De la misma manera en la que se alimenta la superstición de que es posible cristalizar un sistema de financiación autonómica en la que todas las comunidades dispongan de un gasto y una inversión pública por encima de la media, se practica la fantasía de que los recursos presupuestarios son infinitamente elásticos y que, por ejemplo, puede impulsarse una renta social mínima sin mayores precisiones ni compromisos. Pero si los presupuestos no son infinitos, la realidad social tampoco da tregua. Hace unas semanas UGT y CC OO presentaron conjuntamente una propuesta de renta social mínima prácticamente calcada de la aprobada el pasado septiembre por el Parlament de Cataluña, pero que aún no funciona en la práctica, y es bastante más racional que lo que se puede escuchar en boca de alguno de sus apologetas. Para empezar, como es obvio, la renta social mínima no sería acumulable a otras prestaciones sociales -por ejemplo, a la Prestación Canaria de Inserción. Tampoco podrían percibirla más de un miembro por unidad familiar- el que peores condiciones se encuentre, por supuesto, es el que la recibiría. Conviene no confundir la renta social mínima como una renta básica universal. ¿Cuánto costaría? En Canarias pueden ser unos 90.000 hogares los que tienen a todos sus miembros desempleados y otros 40.000 aquellos con unos ingresos inferiores al salario mínimo interprofesional. El coste anual de una renta social mínima podría establecerse entre los 90 y los 110 millones de euros. Pongamos unos 400 millones de euros por legislatura.

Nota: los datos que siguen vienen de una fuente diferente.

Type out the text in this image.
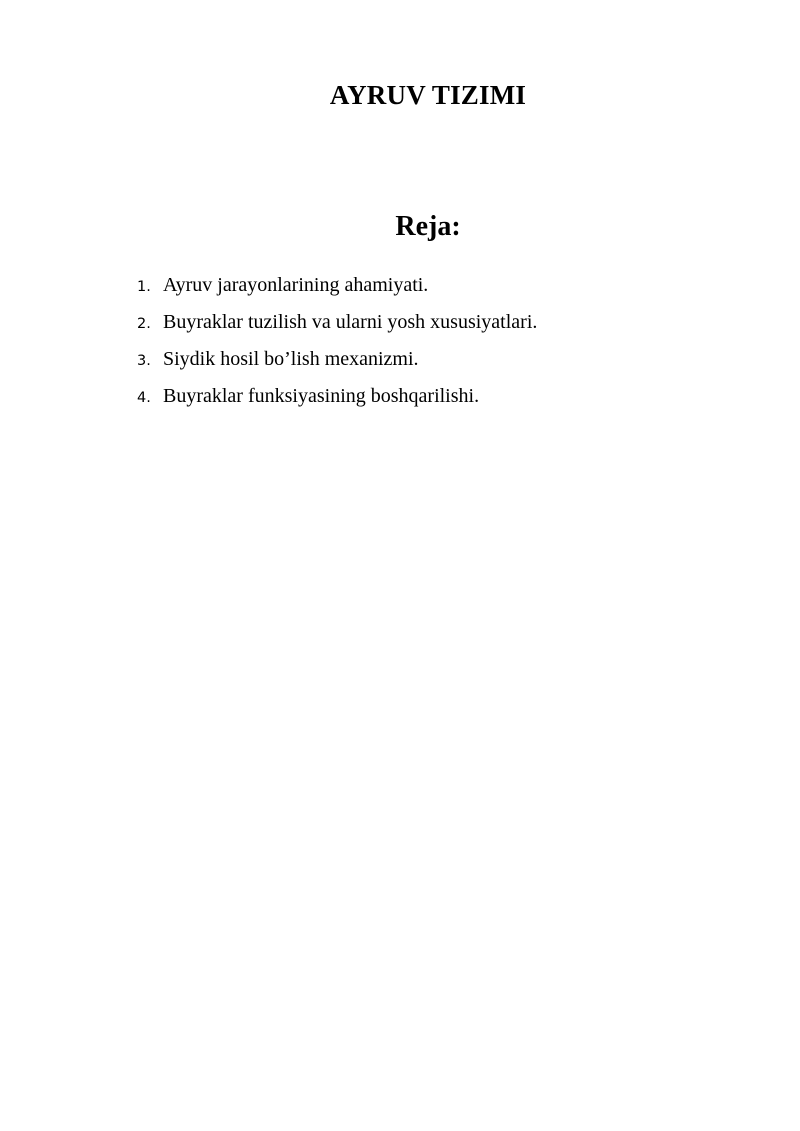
AYRUV TIZIMI
Reja:
1. Ayruv jarayonlarining ahamiyati.
2. Buyraklar tuzilish va ularni yosh xususiyatlari.
3. Siydik hosil bo’lish mexanizmi.
4. Buyraklar funksiyasining boshqarilishi.
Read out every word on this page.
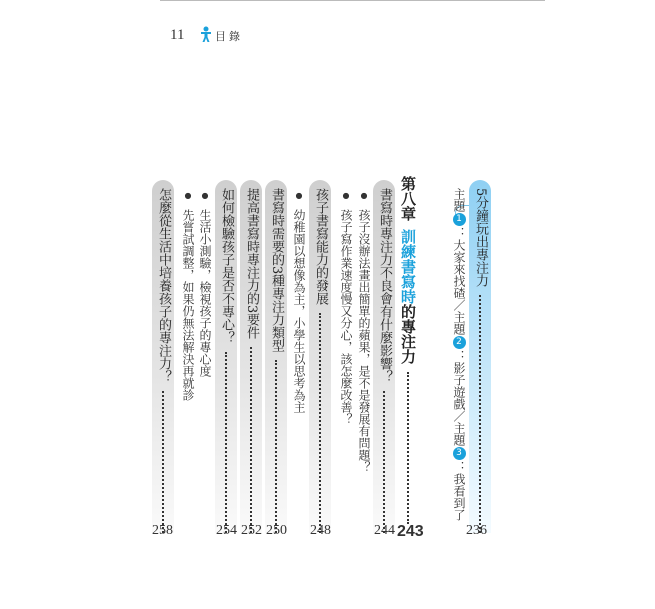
11	目錄
5分鐘玩出專注力
主題
1
：大家來找碴／主題
2
：影子遊戲／主題
3
：我看到了
236
第八章
訓練書寫時
的專注力
243
書寫時專注力不良會有什麼影響？
244
●
孩子沒辦法畫出簡單的蘋果，是不是發展有問題？
●
孩子寫作業速度慢又分心，該怎麼改善？
孩子書寫能力的發展
248
●
幼稚園以想像為主，小學生以思考為主
書寫時需要的3種專注力類型
250
提高書寫時專注力的3要件
252
如何檢驗孩子是否不專心？
254
●
生活小測驗，檢視孩子的專心度
●
先嘗試調整，如果仍無法解決再就診
怎麼從生活中培養孩子的專注力？
258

El presidente Fernando Clavijo ha argumentado a la portavoz parlamentaria de Podemos, Noemí Santana -y son razones atendibles- que la solución de la creciente pobreza -ya no de la rampante desigualdad- de la sociedad canaria pasa por aumentar el empleo de calidad y mejorar los salarios. Es algo así como explicar que el buen tiempo para disfrutar de la playa consiste en temperaturas gratas, un cielo despejado y una tenue brisa. Pues sí. Pero ni el empleo que se está creando en Canarias en los últimos años tiene mayor calidad retributiva y formativa que el que florecía hace una década -en todo caso se ha acelerado y agravado la precarización- ni la inmensa mayoría de los parados mayores de cincuenta años conseguirán un empleo estable durante el resto de su truncada vida laboral. El realismo -como diagnóstico y como plan de acción- es el primer deber de un dirigente, de una clase política y de un Gobierno. Y las señales inequívocas apuntan a que Canarias -que jamás ha sido un país rico- está sufriendo una metamorfosis socioeconómica preocupante en la que se han acentuado viejos problemas e inercias sin mejorar sustancialmente las fortalezas: dualización social, pauperización de las clases medias bajas y trabajadoras, proceso de alejamiento de la renta per cápita nacional (el PIB canario alcanzaba el 97% de la media del PIB nacional en 2000 y en 2016 había descendido al 83%), caída de la productividad, pequeñez y fragilidad de un sistema de I+D+I que no despega. La pobreza no consiste en que no se pueda ir al cine o comer marisco: el empobrecimiento, la precarización laboral, el subempleo averían el ascensor social y se estratifican en una subcultura que se reproduce y se justifica a sí misma. La pobreza no es una desgracia individual, sino un factor de degradación e ineficacia que deslegitima el modelo político e institucional. La miseria y la dualización social son moralmente nauseabundas, desde luego, pero también económica y técnicamente suicidas.

Creer que un país puede ser viable con un 20% de desempleo, unas condiciones laborales cada vez más abusivas y decenas de miles de hogares sin ingresos o pendientes de una limosna de las administraciones públicas es disparatado. El esfuerzo presupuestario del Gobierno autónomo para 2018, especialmente en el sistema sanitario público, está muy bien. Con todos sus problemas y quebrantos, los sistemas públicos de sanidad y educación han sido los estabilizadores que han impedido un desgarro traumático de la cohesión social. Pero más tarde o más temprano deberá abordarse el establecimiento de una renta social mínima. No es una cuestión de justicia mesiánica y atropellada, sino de supervivencia, racionalidad económica y operatividad como proyecto social.